Ennes Workshop Teams With PBS Event; Design Topics Encompass Radio and TV
For many years, PBS has sponsored a wonderful technology conference in Las Vegas in the days prior to the NAB convention. At the same time, SBE has supported the Ennes Educational Foundation Trust in providing a daylong workshop on the Saturday that kicks off the NAB Broadcast Engineering Conference (BEC).
Problem was you couldn’t be in two places at once. This year, PBS and SBE have come together to champion the Ennes Workshop, which will constitute the third and concluding day of PBS’s annual three-day Technology Conference.
The Ennes Educational Foundation Trust is a non-profit, charitable organization attached to the Society of Broadcast Engineers. The Trust receives backing from individuals, chapters, manufacturers and broadcast groups. In return, it provides scholarships and educational programs to the broadcast engineering community, and on occasion, the mechanism to collect and distribute funds for special causes, such as a fund for the families of the engineers lost in the World Trade Center disaster.
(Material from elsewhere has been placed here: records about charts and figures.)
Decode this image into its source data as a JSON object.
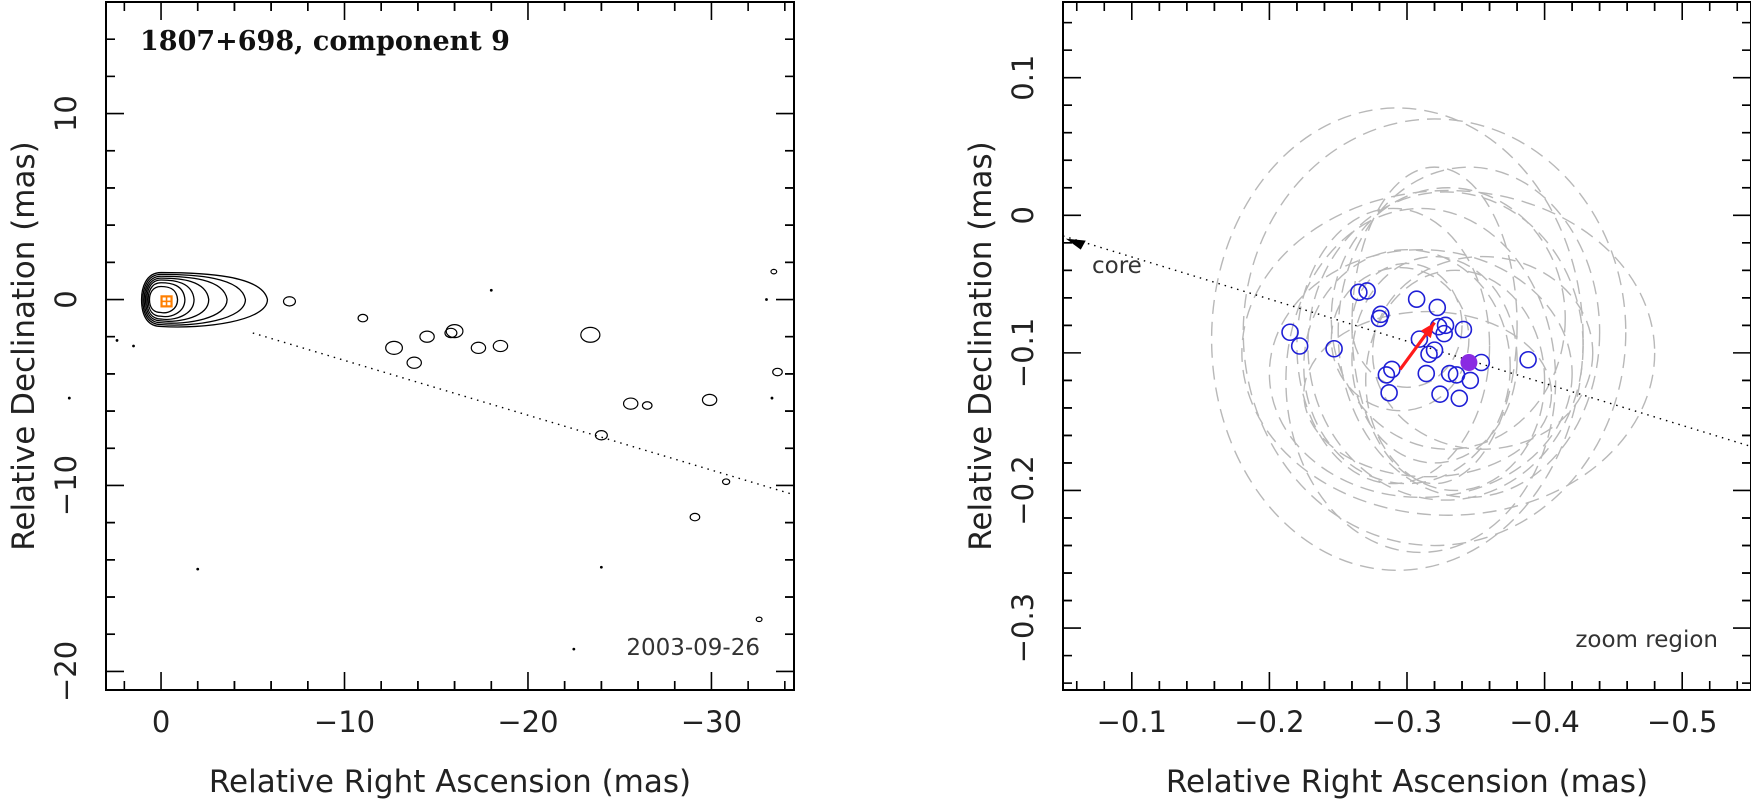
{
  "chart_data": [
    {
      "panel": "left",
      "type": "contour",
      "title": "1807+698, component 9",
      "date": "2003-09-26",
      "xlabel": "Relative Right Ascension (mas)",
      "ylabel": "Relative Declination (mas)",
      "xlim": [
        3,
        -34.5
      ],
      "ylim": [
        -21,
        16
      ],
      "xticks": [
        0,
        -10,
        -20,
        -30
      ],
      "xtick_labels": [
        "0",
        "−10",
        "−20",
        "−30"
      ],
      "yticks": [
        10,
        0,
        -10,
        -20
      ],
      "ytick_labels": [
        "10",
        "0",
        "−10",
        "−20"
      ],
      "core_marker": {
        "x": -0.3,
        "y": -0.1,
        "color": "#ff7f00"
      },
      "dotted_line": {
        "from": [
          -5,
          -1.8
        ],
        "to": [
          -34.5,
          -10.5
        ]
      },
      "contour_center": [
        0,
        0
      ],
      "contour_levels": [
        {
          "a": 0.9,
          "b": 0.7
        },
        {
          "a": 1.3,
          "b": 0.9
        },
        {
          "a": 1.8,
          "b": 1.05
        },
        {
          "a": 2.6,
          "b": 1.15
        },
        {
          "a": 3.6,
          "b": 1.25
        },
        {
          "a": 4.6,
          "b": 1.35
        },
        {
          "a": 5.8,
          "b": 1.45
        }
      ],
      "blobs": [
        {
          "x": -7.0,
          "y": -0.1,
          "r": 0.25
        },
        {
          "x": -11.0,
          "y": -1.0,
          "r": 0.2
        },
        {
          "x": -12.7,
          "y": -2.6,
          "r": 0.35
        },
        {
          "x": -13.8,
          "y": -3.4,
          "r": 0.3
        },
        {
          "x": -14.5,
          "y": -2.0,
          "r": 0.3
        },
        {
          "x": -15.8,
          "y": -1.8,
          "r": 0.25
        },
        {
          "x": -16.0,
          "y": -1.7,
          "r": 0.35
        },
        {
          "x": -17.3,
          "y": -2.6,
          "r": 0.3
        },
        {
          "x": -18.5,
          "y": -2.5,
          "r": 0.3
        },
        {
          "x": -23.4,
          "y": -1.9,
          "r": 0.4
        },
        {
          "x": -24.0,
          "y": -7.3,
          "r": 0.25
        },
        {
          "x": -25.6,
          "y": -5.6,
          "r": 0.3
        },
        {
          "x": -26.5,
          "y": -5.7,
          "r": 0.2
        },
        {
          "x": -29.9,
          "y": -5.4,
          "r": 0.3
        },
        {
          "x": -29.1,
          "y": -11.7,
          "r": 0.2
        },
        {
          "x": -30.8,
          "y": -9.8,
          "r": 0.15
        },
        {
          "x": -33.4,
          "y": 1.5,
          "r": 0.12
        },
        {
          "x": -33.6,
          "y": -3.9,
          "r": 0.2
        },
        {
          "x": -32.6,
          "y": -17.2,
          "r": 0.12
        }
      ],
      "specks": [
        {
          "x": 2.4,
          "y": -2.2
        },
        {
          "x": 1.5,
          "y": -2.5
        },
        {
          "x": 5.0,
          "y": -5.3
        },
        {
          "x": -18.0,
          "y": 0.5
        },
        {
          "x": -2.0,
          "y": -14.5
        },
        {
          "x": -24.0,
          "y": -14.4
        },
        {
          "x": -22.5,
          "y": -18.8
        },
        {
          "x": -33.3,
          "y": -5.3
        },
        {
          "x": -33.0,
          "y": 0.0
        }
      ]
    },
    {
      "panel": "right",
      "type": "scatter",
      "note": "zoom region",
      "core_label": "core",
      "xlabel": "Relative Right Ascension (mas)",
      "ylabel": "Relative Declination (mas)",
      "xlim": [
        -0.05,
        -0.55
      ],
      "ylim": [
        -0.345,
        0.155
      ],
      "xticks": [
        -0.1,
        -0.2,
        -0.3,
        -0.4,
        -0.5
      ],
      "xtick_labels": [
        "−0.1",
        "−0.2",
        "−0.3",
        "−0.4",
        "−0.5"
      ],
      "yticks": [
        0.1,
        0,
        -0.1,
        -0.2,
        -0.3
      ],
      "ytick_labels": [
        "0.1",
        "0",
        "−0.1",
        "−0.2",
        "−0.3"
      ],
      "dotted_line": {
        "from": [
          -0.05,
          -0.015
        ],
        "to": [
          -0.55,
          -0.168
        ]
      },
      "points": [
        {
          "x": -0.215,
          "y": -0.085
        },
        {
          "x": -0.222,
          "y": -0.095
        },
        {
          "x": -0.247,
          "y": -0.097
        },
        {
          "x": -0.265,
          "y": -0.056
        },
        {
          "x": -0.271,
          "y": -0.055
        },
        {
          "x": -0.28,
          "y": -0.075
        },
        {
          "x": -0.281,
          "y": -0.072
        },
        {
          "x": -0.285,
          "y": -0.116
        },
        {
          "x": -0.287,
          "y": -0.129
        },
        {
          "x": -0.289,
          "y": -0.112
        },
        {
          "x": -0.307,
          "y": -0.061
        },
        {
          "x": -0.309,
          "y": -0.09
        },
        {
          "x": -0.314,
          "y": -0.115
        },
        {
          "x": -0.316,
          "y": -0.101
        },
        {
          "x": -0.32,
          "y": -0.098
        },
        {
          "x": -0.322,
          "y": -0.067
        },
        {
          "x": -0.323,
          "y": -0.081
        },
        {
          "x": -0.324,
          "y": -0.13
        },
        {
          "x": -0.327,
          "y": -0.086
        },
        {
          "x": -0.328,
          "y": -0.08
        },
        {
          "x": -0.331,
          "y": -0.115
        },
        {
          "x": -0.336,
          "y": -0.116
        },
        {
          "x": -0.338,
          "y": -0.133
        },
        {
          "x": -0.341,
          "y": -0.083
        },
        {
          "x": -0.346,
          "y": -0.12
        },
        {
          "x": -0.354,
          "y": -0.107
        },
        {
          "x": -0.388,
          "y": -0.105
        }
      ],
      "mean_point": {
        "x": -0.345,
        "y": -0.107,
        "color": "#8a2be2"
      },
      "arrow": {
        "from": [
          -0.295,
          -0.112
        ],
        "to": [
          -0.32,
          -0.078
        ],
        "color": "#ff1a1a"
      },
      "core_arrow_tip": [
        -0.052,
        -0.017
      ],
      "ellipses": [
        {
          "x": -0.293,
          "y": -0.09,
          "rx": 0.135,
          "ry": 0.168
        },
        {
          "x": -0.32,
          "y": -0.085,
          "rx": 0.139,
          "ry": 0.155
        },
        {
          "x": -0.33,
          "y": -0.1,
          "rx": 0.15,
          "ry": 0.118
        },
        {
          "x": -0.31,
          "y": -0.12,
          "rx": 0.098,
          "ry": 0.125
        },
        {
          "x": -0.328,
          "y": -0.095,
          "rx": 0.1,
          "ry": 0.112
        },
        {
          "x": -0.32,
          "y": -0.105,
          "rx": 0.06,
          "ry": 0.075
        },
        {
          "x": -0.295,
          "y": -0.09,
          "rx": 0.05,
          "ry": 0.052
        },
        {
          "x": -0.33,
          "y": -0.075,
          "rx": 0.085,
          "ry": 0.095
        },
        {
          "x": -0.3,
          "y": -0.11,
          "rx": 0.075,
          "ry": 0.085
        },
        {
          "x": -0.345,
          "y": -0.085,
          "rx": 0.095,
          "ry": 0.12
        },
        {
          "x": -0.31,
          "y": -0.115,
          "rx": 0.11,
          "ry": 0.09
        },
        {
          "x": -0.335,
          "y": -0.12,
          "rx": 0.065,
          "ry": 0.08
        },
        {
          "x": -0.29,
          "y": -0.095,
          "rx": 0.07,
          "ry": 0.1
        },
        {
          "x": -0.355,
          "y": -0.1,
          "rx": 0.08,
          "ry": 0.07
        },
        {
          "x": -0.32,
          "y": -0.08,
          "rx": 0.06,
          "ry": 0.115
        },
        {
          "x": -0.315,
          "y": -0.13,
          "rx": 0.09,
          "ry": 0.06
        },
        {
          "x": -0.3,
          "y": -0.08,
          "rx": 0.04,
          "ry": 0.045
        }
      ]
    }
  ]
}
Harold Ennes wrote the first set of now-classic books for training broadcast engineers, and upon his passing, first the Indianapolis chapter of SBE, and then the national SBE, took on the task of supporting education in his name.
The largest single event that the Ennes Trust sponsors is the Ennes Workshop at NAB. The program is designed to be an intensive tutorial, and the topic is always a reflection of the subject material most needed by front-line engineers all the way through directors and vice presidents of engineering.
A much larger venue at the Las Vegas Convention Center will replace last year’s standing-room-only setting. The Ennes Trust actively seeks out our trainers, and you will note that speakers are overwhelmingly engineers.
This year’s program, which is held the Saturday before the convention and lands on April 16, will cover building the next-generation master control for radio and TV. The day begins with opening remarks at 9 a.m., followed by the first session in which TV Technology’s technology editor, Bob Kovacs, will discuss the basics of design and future-proofing.
If you have ever been asked to schedule your next outage or contemplated the effects of various architectures on reliability, my morning session goes into the tools and rules of thumb needed to calculate real-world facility availability. Five nines, Six-Sigma and MTBF might take a back seat to Ohm’s Law in broadcast engineering, but everything from the subtleties of power supply redundancy to the number of shelf spares has a predictable effect on the stability of a broadcast facility.
Options for master control range from the PBS ACE project, where you’ll get a look under the hood and lessons from one of the first installations from Iowa Public Television’s Director of Engineering Bill Hayes, to surround sound for both radio and TV in the master control room, which will be covered by Omnia Audio President and founder Frank Foti.
Will data networks replace crosspoint routers? Pro-Bel’s chief technology officer, Neil Maycock, says it’s not “if” but “when,” and we’re already in the midst of the transition.
No one has built more control rooms than Clear Channel, and Senior Vice President of Technical and Capital Management Steve Davis, CSRE, is the man at the helm. Davis will cover Clear Channel’s well-tuned process and tricks of the trade.
Branding has gone from novelty to a mainstream master control function. Leitch’s Steve Sulte, manager of command and control systems applications, covers advances in GPUs (general-purpose graphics processing units) and how this affects the core design and workflow of TV master control rooms.
Fundamental trends in the digital video broadcast domain drive the business toward a compressed IP environment. Terayon’s Michael Adams, vice president of Video Architecture & Technology, will explain how a transition to this environment will result in simple, open standards and inexpensive, scalable, future-proof solutions for the broadcast industry.
And what of SCTE 35/30 and its implications for multichannel spot insertion? Paul Woidke, vice president of technology for Comcast Spotlight, provides instruction on the nuances of everything from stream splice marking and audio and data insertion and substitution under this standard that is fast finding its way into broadcast facilities.
Systems integrators install most new master control rooms, and the Ennes Trust has invited Luke Freeman, senior staff member for solutions development at SignaSys, Inc., and Bill Van Bloom, director of technology for AF Associates / Ascent Media Systems and Technology Services, to address the “dos and don’ts” of construction and design.
The Ennes Workshop requires a full NAB convention registration. SBE members receive a significant discount by registering at the NAB Partner rate, a $300 discount off the NAB non-member rate.
This Ennes program may well be the single most valuable educational event you or your staff can attend this year. I hope to see you there.